見違えるほど美しい姿を取り戻した彼女に、俺は苦笑を返す。
「いやお前、全身羽毛だろ」
「もうっ、可愛げのない返しね! さぁ、帰るわよ!」
ハシ姉は上機嫌に嘴を鳴らし、レオを背中に乗せて先を歩き出した。
俺はその背中を見送りながら、彼女が気づかないようにスッと葦の陰にしゃがみ込む。
そして、先ほど彼女が見つめていたピンク色の百合の花を、根の周りの泥ごと深くえぐり取り、そっとアイテムボックスへと放り込んだ。
ファルデルの街へ戻った俺たちは、冒険者ギルドの受付で薬草と大量の鉄鉱石を納品した。
ズッシリと重い金貨の袋を受け取り、ホクホク顔で酒場へ足を踏み入れる。
だが、ギルド内の空気は、いつものような荒々しい活気とは少し違っていた。
どこかピリついた、ざわめき。
「ミリアさん、何かあったんですか? みんな妙に騒がしいですが」
俺の問いに、ミリアさんは困ったように眉を寄せた。
「それが……森の様子が、どうもおかしいらしいんです」
「おかしい?」
「はい。奥にいるはずの魔物が浅い階層に降りてきたり、川の水が急に濁ったりと……。原因不明の生態系の乱れが報告されていて」
ミリアさんの視線の先にあるクエストボード。
そこには、赤紙で記された『緊急調査依頼』が貼り出されていた。
森の深部の異常調査。
対象はAランクおよびBランクの熟練冒険者のみ。その分、報酬の額は破格だ。
「俺たちが引き受けるぜ」
酒場の奥から立ち上がったのは、歴戦のオーラを纏った数人の高ランク冒険者たちだった。
明日の朝一番で出発するため、彼らは手早く準備の相談を始めている。
「……森の生態系の乱れ、か」
ただの魔物の移動ならいいが。
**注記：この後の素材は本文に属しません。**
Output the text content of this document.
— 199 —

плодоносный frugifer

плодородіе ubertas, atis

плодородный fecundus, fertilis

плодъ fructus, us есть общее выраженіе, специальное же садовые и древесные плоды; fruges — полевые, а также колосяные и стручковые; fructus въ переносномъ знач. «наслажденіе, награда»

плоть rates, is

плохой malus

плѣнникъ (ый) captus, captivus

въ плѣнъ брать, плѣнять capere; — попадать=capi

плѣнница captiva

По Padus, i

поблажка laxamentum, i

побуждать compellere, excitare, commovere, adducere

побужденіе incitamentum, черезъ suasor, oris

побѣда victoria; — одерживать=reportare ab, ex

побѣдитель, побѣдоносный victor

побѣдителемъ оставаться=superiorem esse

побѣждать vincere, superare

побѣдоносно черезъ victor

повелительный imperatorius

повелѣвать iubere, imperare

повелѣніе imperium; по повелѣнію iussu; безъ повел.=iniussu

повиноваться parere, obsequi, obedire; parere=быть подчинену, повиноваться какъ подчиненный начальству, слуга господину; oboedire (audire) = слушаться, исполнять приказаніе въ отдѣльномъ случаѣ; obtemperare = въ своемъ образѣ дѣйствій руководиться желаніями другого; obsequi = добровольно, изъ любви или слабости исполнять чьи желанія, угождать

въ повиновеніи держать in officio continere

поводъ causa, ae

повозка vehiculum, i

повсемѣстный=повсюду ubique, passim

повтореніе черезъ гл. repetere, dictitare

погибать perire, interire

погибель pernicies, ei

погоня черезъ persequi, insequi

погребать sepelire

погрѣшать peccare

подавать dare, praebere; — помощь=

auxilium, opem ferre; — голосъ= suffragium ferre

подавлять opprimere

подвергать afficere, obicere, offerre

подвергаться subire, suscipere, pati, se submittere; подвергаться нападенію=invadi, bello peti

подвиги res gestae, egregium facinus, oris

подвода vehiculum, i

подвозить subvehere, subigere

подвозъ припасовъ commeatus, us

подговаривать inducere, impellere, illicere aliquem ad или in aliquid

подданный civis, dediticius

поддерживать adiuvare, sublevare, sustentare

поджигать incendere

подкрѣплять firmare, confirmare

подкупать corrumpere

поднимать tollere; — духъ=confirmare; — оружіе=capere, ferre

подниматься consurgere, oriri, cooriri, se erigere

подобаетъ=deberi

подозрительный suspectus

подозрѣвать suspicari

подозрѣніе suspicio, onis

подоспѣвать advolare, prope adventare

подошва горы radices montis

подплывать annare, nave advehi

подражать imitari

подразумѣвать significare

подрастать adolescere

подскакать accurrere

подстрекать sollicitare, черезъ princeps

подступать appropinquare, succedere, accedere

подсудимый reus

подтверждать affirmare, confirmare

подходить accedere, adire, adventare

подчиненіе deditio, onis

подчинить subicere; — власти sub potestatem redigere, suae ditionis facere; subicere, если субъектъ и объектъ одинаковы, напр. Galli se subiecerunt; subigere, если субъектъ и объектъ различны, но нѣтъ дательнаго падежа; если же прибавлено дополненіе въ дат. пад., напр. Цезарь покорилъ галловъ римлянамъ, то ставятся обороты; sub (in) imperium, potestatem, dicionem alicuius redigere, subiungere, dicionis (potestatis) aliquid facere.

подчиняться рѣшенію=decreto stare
嫌な予感が、背筋を微かに撫でた。
翌朝。
ギルドの前に顔を出すと、完全武装したAランクとBランクの冒険者たちが、すでに出発の隊列を組んでいた。
「気をつけろよー!」
「必ず生きて帰ってこい!」
街の人間や冒険者たちが口々に声をかける。
俺も、その輪に混ざって彼らの背中を見送った。
「おう! サクッと原因突き止めて、でっかい土産話持って帰ってきてやるよ!」
笑って手を振り返し、朝霞の森へと消えていく熟練の冒険者たち。
この時の俺たちは。
あの深い森の奥で、一体どれほどの『絶望』が口を開けて待っているのか、思いもよらなかったのだ。